As my husband and I walk our kids to school through thick smoke from the California wildfires, we have what has become our daily “planning conversation.” I update him about my research into whether it would be possible for us to potentially immigrate to the Netherlands (using the Dutch American Friendship Treaty). On his phone he shows me the neighborhood in Eindhoven he has been looking at – scanning for potential jobs and housing. We zeroed in on that spot because there are train and driving routes to where my family in England lives, though plane tickets are cheap also. It’s a solid option, one of many we are keeping open now that staying in place feels increasingly fraught.
It’s still only the beginning of the school year, but thanks to Covid cases, already half a dozen classrooms have had to go back to distance learning for a quarantine period. Yes, the kids are masked up, but it’s not enough with the Delta variant running rampant and all the elementary students too young to get vaccinated.
Our family and community are in another kind of quarantine now, too, spending the last two months largely indoors due to poor air quality from wildfires — which have been getting increasingly worse each year due to climate change. Some days we can’t see the sun save for a faint pink outline in the smoke-smothered sky. Ash rains down on our cars like a dusting of snow. On the less apocalyptic days we might see the faint outline of the hills behind our house. But most days since July we haven’t been able to let our kids go in the backyard to play, even for a few sanity-saving minutes.
This isn’t how I imagined my kids’ childhood unfolding: Wearing masks to school, worrying about a deadly virus, stuck inside for months on end because of rampant wildfire smoke.
Truthfully, even before the pandemic began, school wasn’t what I had imagined it would be for my kids. There was the homework being assigned in overwhelmingly large packets, crowding out any free time to relax. The email notifications that would alert us to active shooter drills so we could process it with our kids once they got home. The reports of sex trafficking, and an alarming number of student suicides that have become the norm at the high school we’re zoned for. Lately I can’t stop asking myself: is this the sort of life I want for them? For me?
Maybe I should join the school board to lobby to redraw the zoning map. Maybe we should look into private school. Maybe we should move. These are all options I am able to comfort myself with because of my enormous amount of privilege that gives me potential escape routes amid an uncertain future.

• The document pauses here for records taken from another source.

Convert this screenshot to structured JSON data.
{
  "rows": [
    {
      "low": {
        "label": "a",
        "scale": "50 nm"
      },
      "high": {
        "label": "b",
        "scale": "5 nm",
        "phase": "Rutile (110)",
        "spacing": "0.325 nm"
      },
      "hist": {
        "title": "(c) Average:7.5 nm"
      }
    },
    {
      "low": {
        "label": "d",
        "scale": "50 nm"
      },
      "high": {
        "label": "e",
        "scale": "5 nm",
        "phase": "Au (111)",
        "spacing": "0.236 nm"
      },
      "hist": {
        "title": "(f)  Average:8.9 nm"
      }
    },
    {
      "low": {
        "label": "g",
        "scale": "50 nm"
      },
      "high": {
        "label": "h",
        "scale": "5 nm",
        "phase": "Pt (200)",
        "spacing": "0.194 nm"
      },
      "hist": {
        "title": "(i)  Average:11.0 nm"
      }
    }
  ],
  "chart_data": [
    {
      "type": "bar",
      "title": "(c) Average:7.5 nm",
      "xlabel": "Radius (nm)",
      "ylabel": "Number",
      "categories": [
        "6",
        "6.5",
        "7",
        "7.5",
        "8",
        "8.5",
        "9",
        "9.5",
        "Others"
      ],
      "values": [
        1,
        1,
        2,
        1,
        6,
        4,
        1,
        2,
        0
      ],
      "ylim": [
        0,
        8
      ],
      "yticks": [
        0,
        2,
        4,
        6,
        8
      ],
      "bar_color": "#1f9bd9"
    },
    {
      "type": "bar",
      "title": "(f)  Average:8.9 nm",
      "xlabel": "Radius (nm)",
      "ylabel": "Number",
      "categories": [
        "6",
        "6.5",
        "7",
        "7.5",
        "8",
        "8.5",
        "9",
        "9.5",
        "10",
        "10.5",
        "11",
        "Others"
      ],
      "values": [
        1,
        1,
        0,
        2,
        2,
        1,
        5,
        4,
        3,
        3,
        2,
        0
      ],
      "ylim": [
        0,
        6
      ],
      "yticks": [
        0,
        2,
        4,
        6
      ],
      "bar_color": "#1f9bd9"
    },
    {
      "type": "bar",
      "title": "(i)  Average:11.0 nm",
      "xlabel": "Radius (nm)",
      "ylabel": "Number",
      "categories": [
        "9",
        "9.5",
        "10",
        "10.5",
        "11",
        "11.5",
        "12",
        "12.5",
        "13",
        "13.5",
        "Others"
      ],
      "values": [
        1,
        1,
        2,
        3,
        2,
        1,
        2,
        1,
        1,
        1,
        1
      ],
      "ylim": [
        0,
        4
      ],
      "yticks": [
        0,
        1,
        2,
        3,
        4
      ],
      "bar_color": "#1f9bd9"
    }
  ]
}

If I’m being honest, these conversations are coping mechanisms for us more than they are viable plans. By going over these hypothetical escape routes, it feels like we’re doing something, even if we’re not going to follow through. To think we can switch gears if we need to has been calming, reassuring. Sometimes it’s homeschooling we talk about. Sometimes it’s moving to a different neighborhood. Recently, it’s been moving to another country. One with lower COVID numbers and a more holistic approach to schooling. Where women’s rights aren’t in peril from those who wish to live in a theocracy and guns can’t be bought on a whim at Walmart. A place where it feels like my kids have a fighting chance at retaining their hope for the future as they grow up.
But I can’t help but think about how many people don’t have the option to hatch an escape plan — real or imagined — because their options are limited or nonexistent. Those people for whom changing laws restricting voting access, secure housing, and abortion rights are inescapable. For whom climate change will be not a depressing nuisance, but a matter of life or death. My worries are about my kids spending summers in an air conditioned house, not them dying from heat stroke in an unventilated apartment or drowning in a flooded basement unit. My life sometimes feels untenable, but it will likely never be in danger, even if I never use any of the escape hatches I’ve drummed up.
I know I’m supposed to fight to make things better, but I often feel too helpless to even try. How am I supposed to combat climate change when all my personal sustainability efforts are like a drop in the bucket against the waterfall of corporate pollution? How am I going to sway politicians rolling in gun lobby cash when in my own life I can barely budget enough money for sports leagues AND a Netflix subscription? Most days, I conclude that the answer is I can’t.
So, instead, I throw myself into crafting getaway plans, because they help me get through the day. It’s a comfort to know we have options, even if I never get to the level of courage or desperation required to follow through. Many days I feel a complicated guilt, knowing that even fantasizing about having another kind of life is a privilege denied to so many. Because as powerless as I may feel some days, I still have choices and that is in fact a type of power. Perhaps not a far-reaching power, but power nonetheless.